Сумасшествие этого человека отвлекло меня от моего собственного волнения.

— Черт возьми! — сказала ему я. — Лучше бы ты поискал свой ночной колпак; мы тут все скоро уснем, и самым крепким сном.

Подойдя к Портсмутскому рейду, наши два корабля получили приказ идти выгружаться еще на несколько льё дальше в маленький порт Лимингтон. Выгрузка происходила туманной и холодной ночью. Нас заставили спускаться в лодки по пять-шесть человек. Один из наших, Турнефор, увидев, как я дрожу, дал мне что-то вроде грубого покрывала, которое он нашел на дне лодки, и предложил мне укутаться.
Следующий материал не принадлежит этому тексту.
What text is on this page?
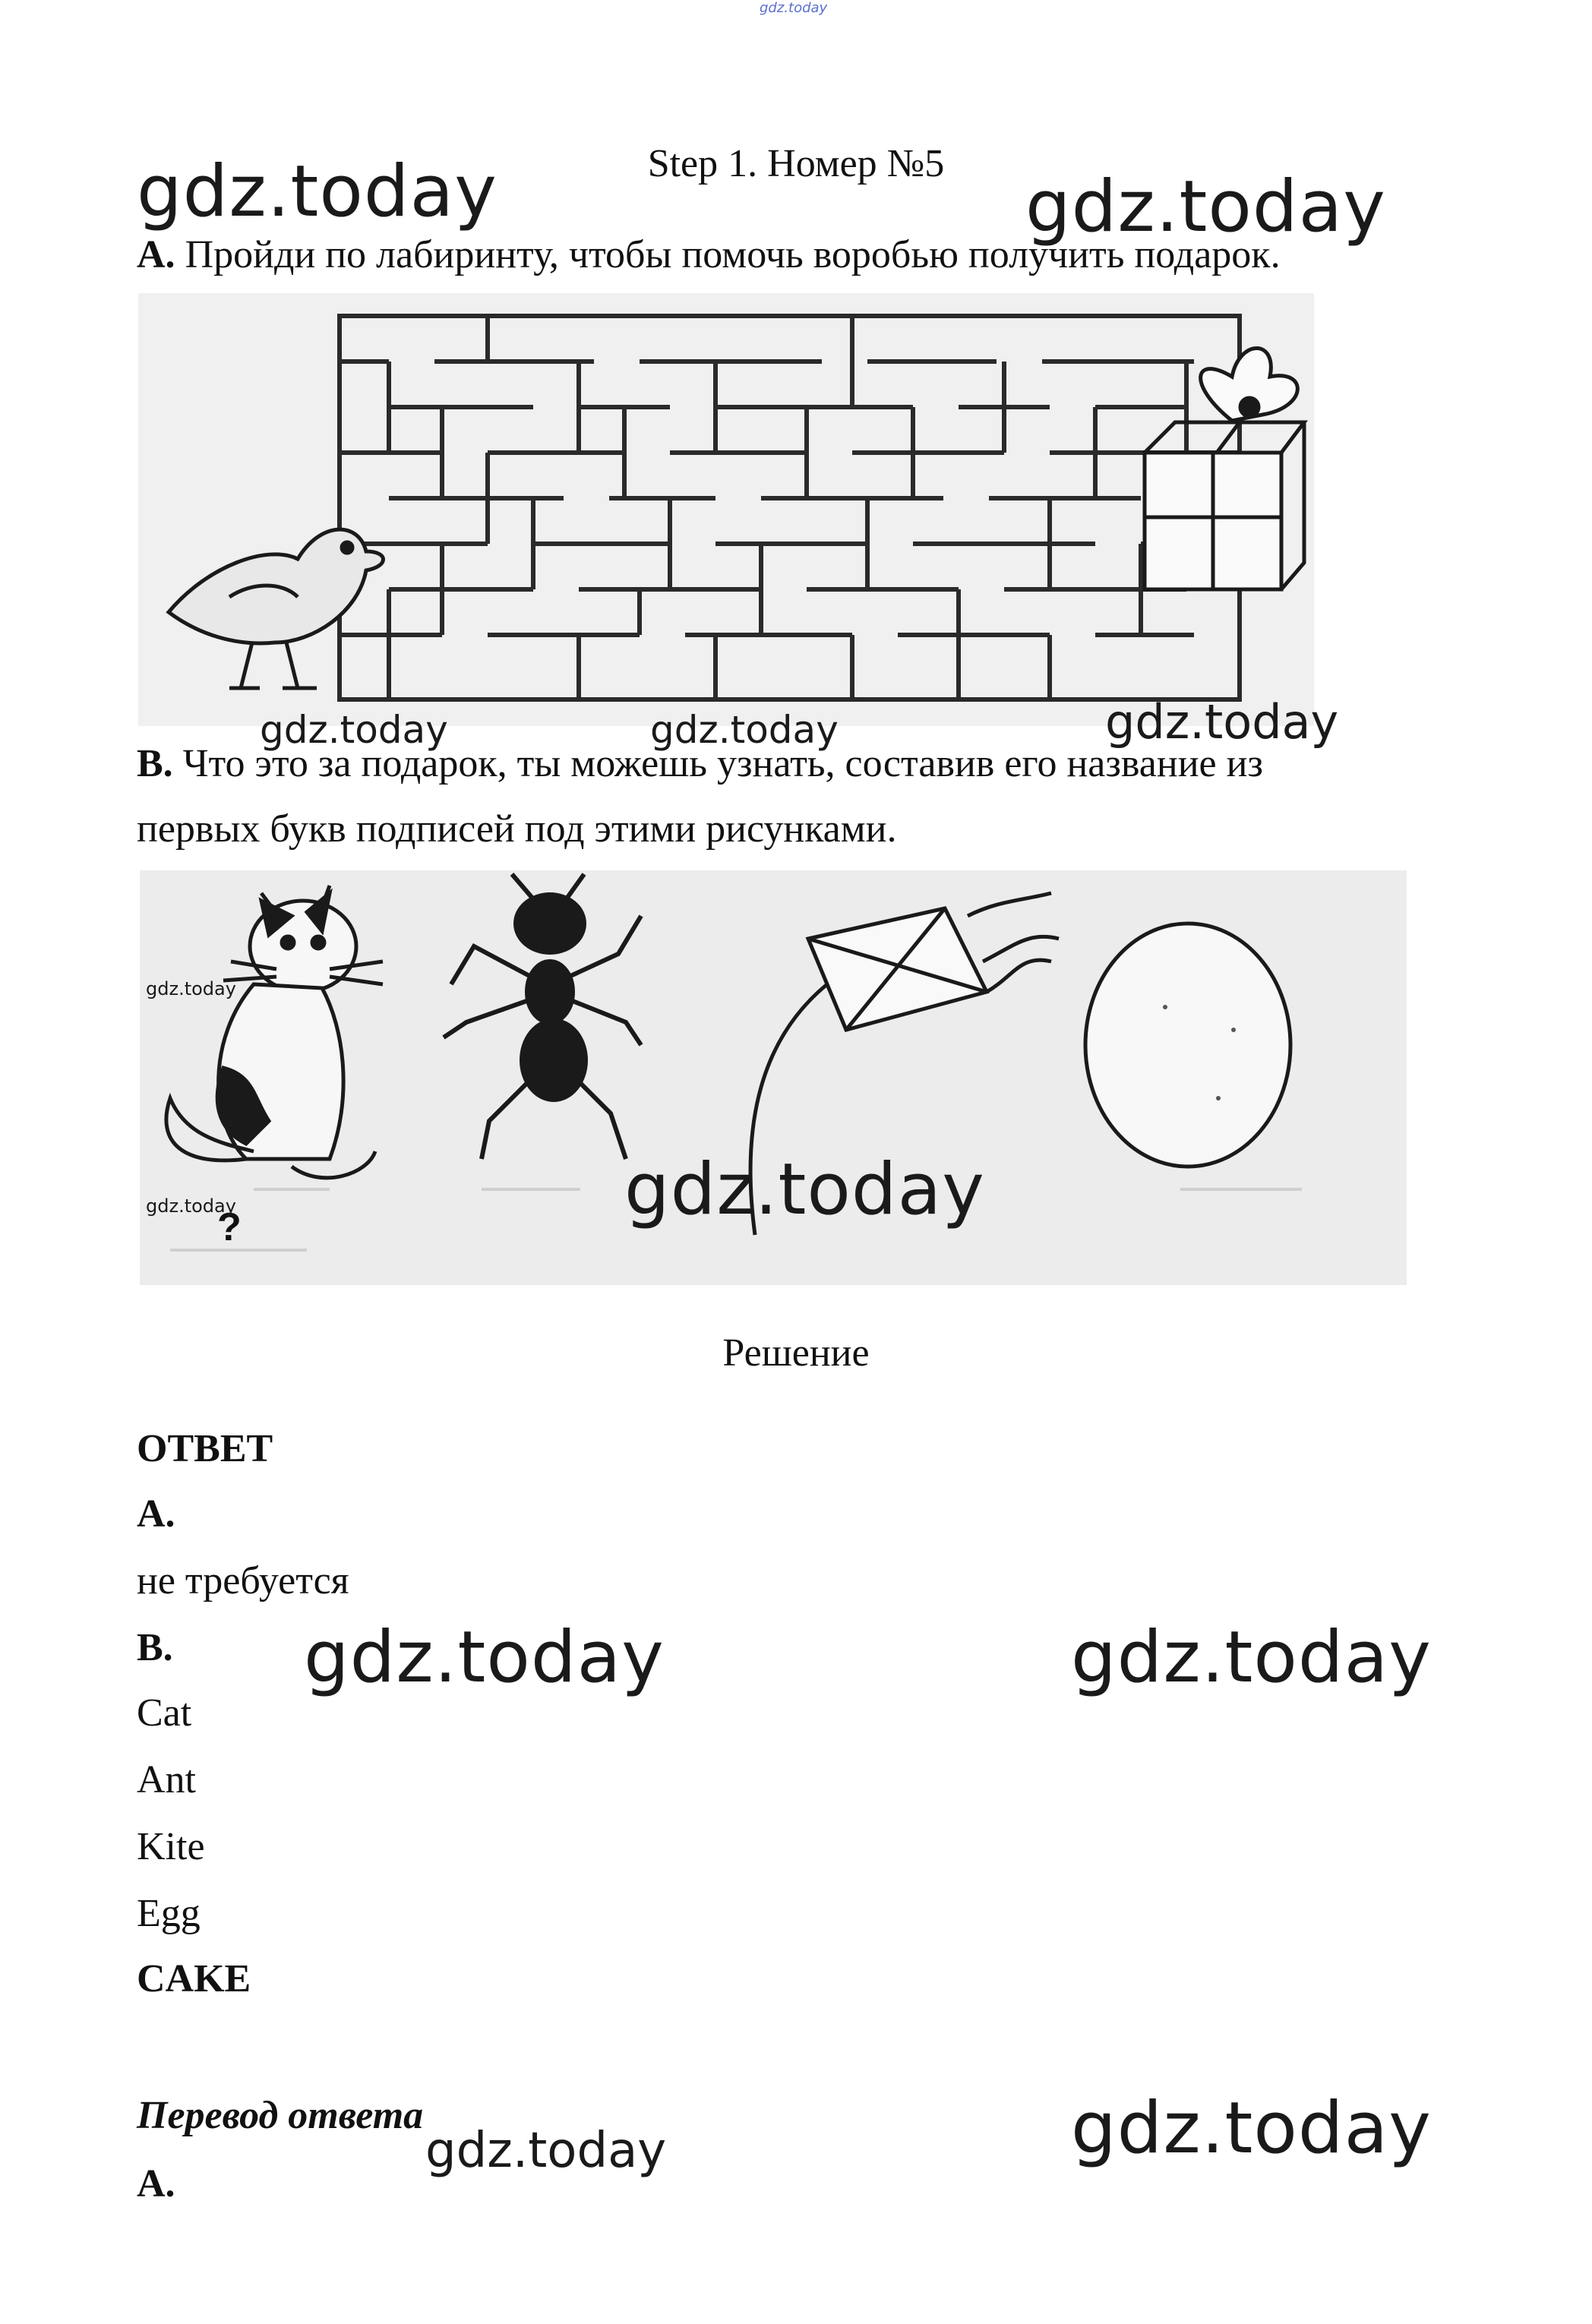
gdz.today
Step 1. Номер №5
gdz.today	gdz.today
А. Пройди по лабиринту, чтобы помочь воробью получить подарок.
gdz.today	gdz.today	gdz.today
В. Что это за подарок, ты можешь узнать, составив его название из
первых букв подписей под этими рисунками.
?
gdz.today
gdz.today	gdz.today
Решение
ОТВЕТ
А.
не требуется
В.
Cat
Ant
Kite
Egg
CAKE
gdz.today	gdz.today
Перевод ответа
А.
gdz.today	gdz.today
Я отказалась; тогда он приспособил его для себя. На рассвете мы заметили, что Турнефор стал черен, как повар Дьявола. Оказалось, что лодка и покрывало, а это была, скорее, большая сумка, использовались ежедневно для транспортировки каменного угля. И мы давай смеяться! Я вам рассказываю о пустяках, я это знаю; но для нас все тогда было событием. Небольшая радость посреди несчастий — это дорогого стоит!

Мои вещи выгружались позже меня; удивительно, но у меня действительно были вещи. Можете ли вы поверить, чтобы Ля Каролина позволила мне уехать без запасов, без чемодана? Она сделала даже лучше, боже мой! Она к этому прибавила полный спальный комплект. Ангел доброты, умру ли я, так и не узнав, как сложилась твоя судьба, жива ли ты еще на этом свете, где ты совершила так много добрых дел! Я, как сейчас, вижу себя на набережной Лимингтона, а рядом лежат два моих матраса, моя подушка, мои одеяла. Не зная ни слова по-английски, я останавливала за руку каждого прохожего, указывая ему пальцем на все эти предметы и тем же пальцем затем указывая на рот, чтобы намекнуть на мое желание обменять все это на что-нибудь, что можно было бы поесть. Говорят, именно так шла торговля у диких народов. Некий Джон Булл не постыдился взять у меня все мое имущество за одну гинею, без сомнения, посчитав себя при этом очень цивилизованным человеком. Из Лимингтона я отправилась в Болдервуд.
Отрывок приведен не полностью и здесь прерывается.